Lo dicho precedentemente constituye un documento ineludible para toda persona que quiera recordar, que no quiera olvidar ese período dramático de la historia Argentina.

 

LA SENTENCIA

A Jorge Rafael Videla se le atribuyen 66 homicidios doblemente calificado por alevosía e intervención de tres o más personas; 93 tormentos; 306 privaciones ilegales de libertad calificadas por violencia y amenazas; 26 robos.

La gravedad y extensión del daño causado por tales delitos llevan a    la aplicación de  la pena más grave, reclusión perpetua, corresponde también la inhabilitación absoluta perpetua .

Emilio Eduardo Massera es responsable de tres homicidios agravados por alevosía; 12 tormentos; 69 privaciones ilegales de libertad calificadas por violencia y amenazas y 7 robos.Sólo se distingue su situación de la del teniente general Videla en la cantidad de los hechos atribuidos, diferencia que, en razón de incluir éstos homicidios calificados, únicamente puede traducirse en la imposición de la pena de prisión perpetua. Resulta también aplicable la inhabilitación absoluta perpetua.

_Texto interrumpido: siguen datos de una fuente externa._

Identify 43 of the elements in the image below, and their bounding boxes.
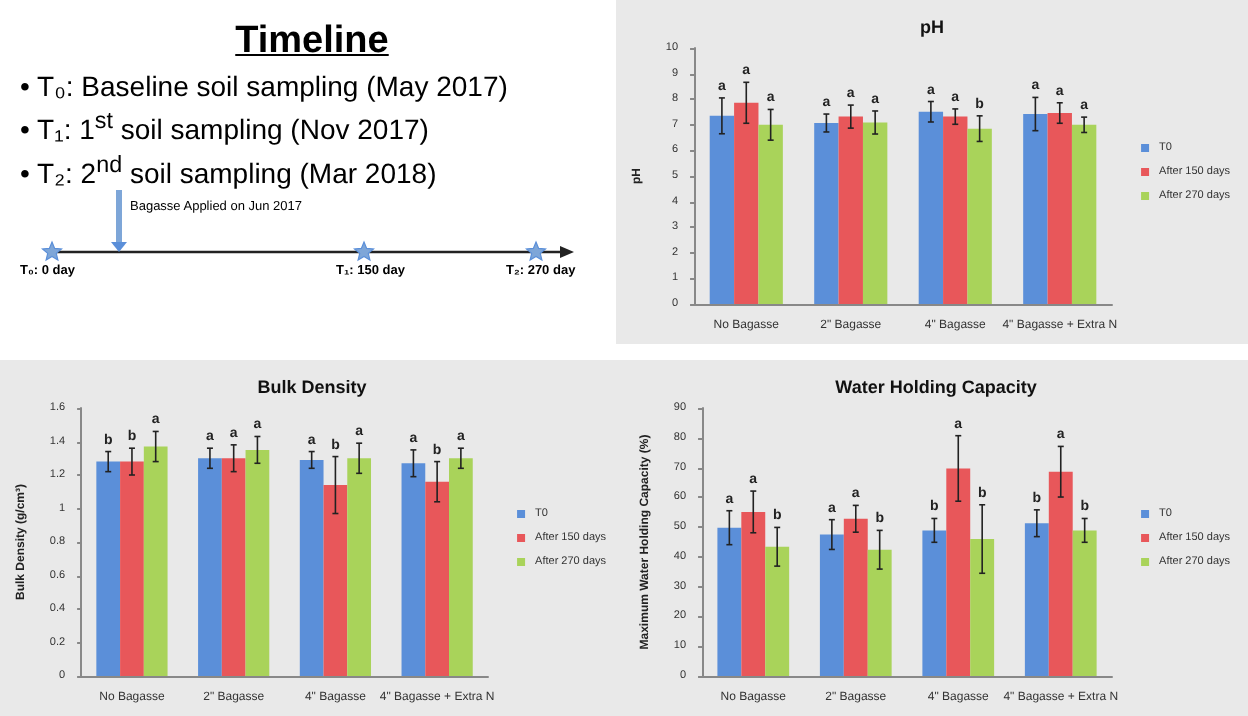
bar <box>198 458 222 676</box>
bar <box>918 111 944 304</box>
bar <box>1024 523 1049 676</box>
bar <box>1047 113 1072 304</box>
text: • T₀: Baseline soil sampling (May 2017) <box>20 68 510 104</box>
bar <box>838 116 863 304</box>
bar <box>814 123 839 304</box>
text: Timeline <box>233 20 391 64</box>
bar <box>862 122 888 304</box>
bar <box>734 102 759 304</box>
bar <box>922 530 947 676</box>
bar <box>401 463 426 676</box>
bar <box>943 116 968 304</box>
bar <box>1071 124 1097 304</box>
bar <box>967 128 992 304</box>
bar <box>819 534 844 676</box>
bar <box>717 527 742 676</box>
bar <box>449 458 473 676</box>
bar <box>1023 114 1048 304</box>
bar <box>1048 471 1073 676</box>
bar <box>299 459 324 676</box>
bar <box>709 115 735 304</box>
text: • T₂: 2$^{nd}$ soil sampling (Mar 2018) <box>20 149 439 191</box>
chart-title: Water Holding Capacity <box>835 377 1037 397</box>
chart-title: Bulk Density <box>257 377 367 397</box>
bar <box>323 485 348 676</box>
bar <box>96 461 121 676</box>
bar <box>758 124 783 304</box>
bar <box>245 449 270 676</box>
bar <box>425 481 449 676</box>
chart-title: pH <box>920 17 944 37</box>
bar <box>347 458 372 676</box>
bar <box>120 461 144 676</box>
bar <box>867 549 892 676</box>
bar <box>741 511 766 676</box>
bar <box>843 518 868 676</box>
bar <box>1072 530 1097 676</box>
bar <box>221 458 246 676</box>
bar <box>970 539 995 676</box>
bar <box>946 468 971 676</box>
bar <box>143 446 168 676</box>
text: • T₁: 1$^{st}$ soil sampling (Nov 2017) <box>20 106 431 148</box>
bar <box>765 546 790 676</box>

Orlando Ramón Agosti es responsable de 8 tormentos y de 3 robos, el tribunal juzga apropiado imponerle la pena de 4 años y 6 meses de prisión, más la inhabilitación absoluta perpetua.

Roberto Eduardo Viola es responsable de 11 tormentos; 86 privaciones ilegales de libertad y 3 robos. Llevan a establecer su pena privativa de la libertad en 17 años de prisión, más la inhabilitación absoluta perpetua.

Armando Lambruschini es responsable de 35 privaciones ilegales de libertad y de 10 tormentos. Se establece la pena correspondiente en 8 años de prisión, más la inhabilitación absoluta perpetua.